Friday, June 23, 2017

Prank mail

June 23, 2017

I did not order the "Thomas Kinkade's Cuckoo Clock" from The Bradford Exchange, nor have I received it in the mail.

I did not order a subscription to Draft Magazine.

I did not order a subscription to Dwell Magazine.

I did not order a "Heart of Love" from The Hamilton Collection, nor have I received it in the mail.

I did not order a subscription to Parents Magazine.


I haven't ordered any of the hundreds of subscriptions or products for which I've been sent bills for the past few years, from when someone began ordering them while using my name or variations of my name as a prank.  

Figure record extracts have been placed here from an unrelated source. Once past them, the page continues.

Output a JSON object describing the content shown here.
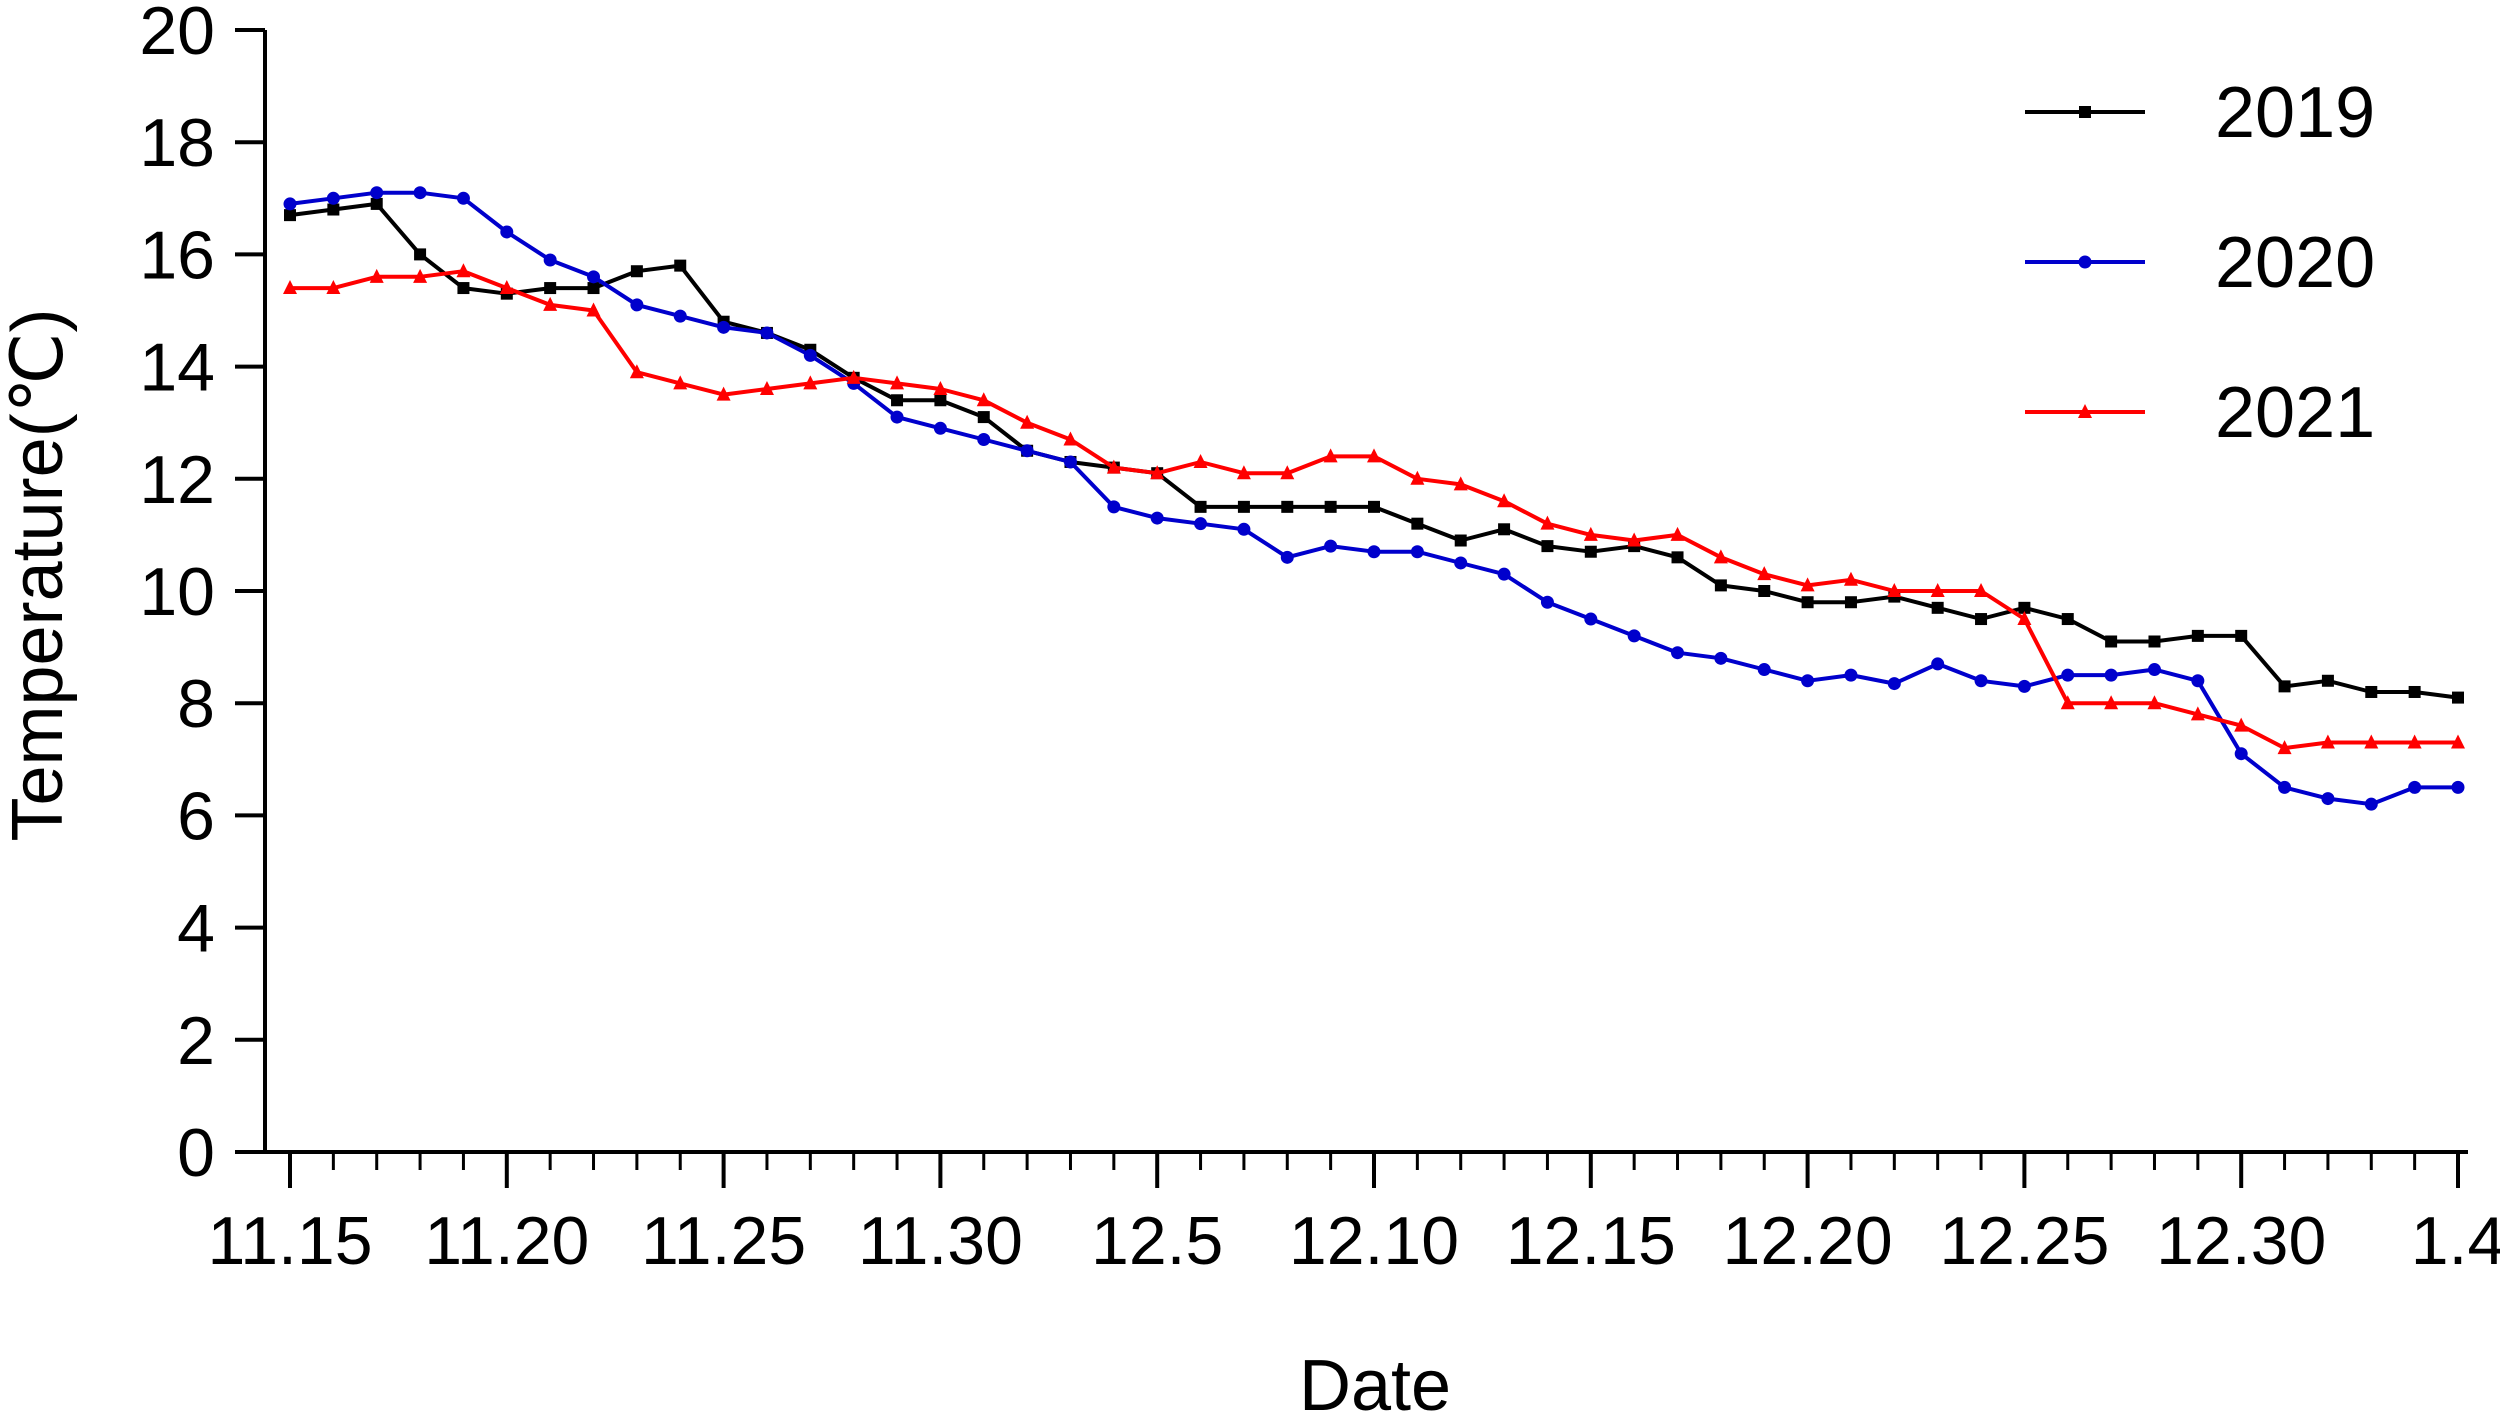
{
  "chart_data": {
    "type": "line",
    "title": "",
    "xlabel": "Date",
    "ylabel": "Temperature(℃)",
    "ylim": [
      0,
      20
    ],
    "yticks": [
      0,
      2,
      4,
      6,
      8,
      10,
      12,
      14,
      16,
      18,
      20
    ],
    "x": [
      "11.15",
      "11.16",
      "11.17",
      "11.18",
      "11.19",
      "11.20",
      "11.21",
      "11.22",
      "11.23",
      "11.24",
      "11.25",
      "11.26",
      "11.27",
      "11.28",
      "11.29",
      "11.30",
      "12.1",
      "12.2",
      "12.3",
      "12.4",
      "12.5",
      "12.6",
      "12.7",
      "12.8",
      "12.9",
      "12.10",
      "12.11",
      "12.12",
      "12.13",
      "12.14",
      "12.15",
      "12.16",
      "12.17",
      "12.18",
      "12.19",
      "12.20",
      "12.21",
      "12.22",
      "12.23",
      "12.24",
      "12.25",
      "12.26",
      "12.27",
      "12.28",
      "12.29",
      "12.30",
      "12.31",
      "1.1",
      "1.2",
      "1.3",
      "1.4"
    ],
    "xticks": [
      {
        "label": "11.15",
        "index": 0
      },
      {
        "label": "11.20",
        "index": 5
      },
      {
        "label": "11.25",
        "index": 10
      },
      {
        "label": "11.30",
        "index": 15
      },
      {
        "label": "12.5",
        "index": 20
      },
      {
        "label": "12.10",
        "index": 25
      },
      {
        "label": "12.15",
        "index": 30
      },
      {
        "label": "12.20",
        "index": 35
      },
      {
        "label": "12.25",
        "index": 40
      },
      {
        "label": "12.30",
        "index": 45
      },
      {
        "label": "1.4",
        "index": 50
      }
    ],
    "legend_position": "top-right",
    "grid": false,
    "series": [
      {
        "name": "2019",
        "color": "#000000",
        "marker": "square",
        "values": [
          16.7,
          16.8,
          16.9,
          16.0,
          15.4,
          15.3,
          15.4,
          15.4,
          15.7,
          15.8,
          14.8,
          14.6,
          14.3,
          13.8,
          13.4,
          13.4,
          13.1,
          12.5,
          12.3,
          12.2,
          12.1,
          11.5,
          11.5,
          11.5,
          11.5,
          11.5,
          11.2,
          10.9,
          11.1,
          10.8,
          10.7,
          10.8,
          10.6,
          10.1,
          10.0,
          9.8,
          9.8,
          9.9,
          9.7,
          9.5,
          9.7,
          9.5,
          9.1,
          9.1,
          9.2,
          9.2,
          8.3,
          8.4,
          8.2,
          8.2,
          8.1
        ]
      },
      {
        "name": "2020",
        "color": "#0000cc",
        "marker": "circle",
        "values": [
          16.9,
          17.0,
          17.1,
          17.1,
          17.0,
          16.4,
          15.9,
          15.6,
          15.1,
          14.9,
          14.7,
          14.6,
          14.2,
          13.7,
          13.1,
          12.9,
          12.7,
          12.5,
          12.3,
          11.5,
          11.3,
          11.2,
          11.1,
          10.6,
          10.8,
          10.7,
          10.7,
          10.5,
          10.3,
          9.8,
          9.5,
          9.2,
          8.9,
          8.8,
          8.6,
          8.4,
          8.5,
          8.35,
          8.7,
          8.4,
          8.3,
          8.5,
          8.5,
          8.6,
          8.4,
          7.1,
          6.5,
          6.3,
          6.2,
          6.5,
          6.5
        ]
      },
      {
        "name": "2021",
        "color": "#ff0000",
        "marker": "triangle",
        "values": [
          15.4,
          15.4,
          15.6,
          15.6,
          15.7,
          15.4,
          15.1,
          15.0,
          13.9,
          13.7,
          13.5,
          13.6,
          13.7,
          13.8,
          13.7,
          13.6,
          13.4,
          13.0,
          12.7,
          12.2,
          12.1,
          12.3,
          12.1,
          12.1,
          12.4,
          12.4,
          12.0,
          11.9,
          11.6,
          11.2,
          11.0,
          10.9,
          11.0,
          10.6,
          10.3,
          10.1,
          10.2,
          10.0,
          10.0,
          10.0,
          9.5,
          8.0,
          8.0,
          8.0,
          7.8,
          7.6,
          7.2,
          7.3,
          7.3,
          7.3,
          7.3
        ]
      }
    ]
  }
}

It is to my consternation that none of the invoices that I received today have customer service phone numbers which I could call to tell someone that I did not order any of this stuff, don't want it, shouldn't have to pay for it, and don't want mail about it being stuffed into the post office box which I am renting.

I also don't need to have these unresolved bills for products that I didn't order harming my credit.  

It seems to me that many of the magazines that are sent to me are produced by people who know who I am and who might even have watched me from tapping into the hidden, illegal cameras in one or both of my last two apartments.  The magazines frequently have references to me on their covers and throughout their publications.  Since they know who I am, I would appreciate it if I didn't have to continue to try to contact each of them to cancel a subscription every time that whoever is prank mailing me thinks it's funny to order a subscription for "Lena BrokeHo Kochman" while whoever it is at the magazine or other business doesn't realize that it's a prank.  

I ALSO DON'T WANT THESE BUSINESSES TO HACK MY PHONE, MY EMAIL, OR ANY OTHER PART OF MY LIFE.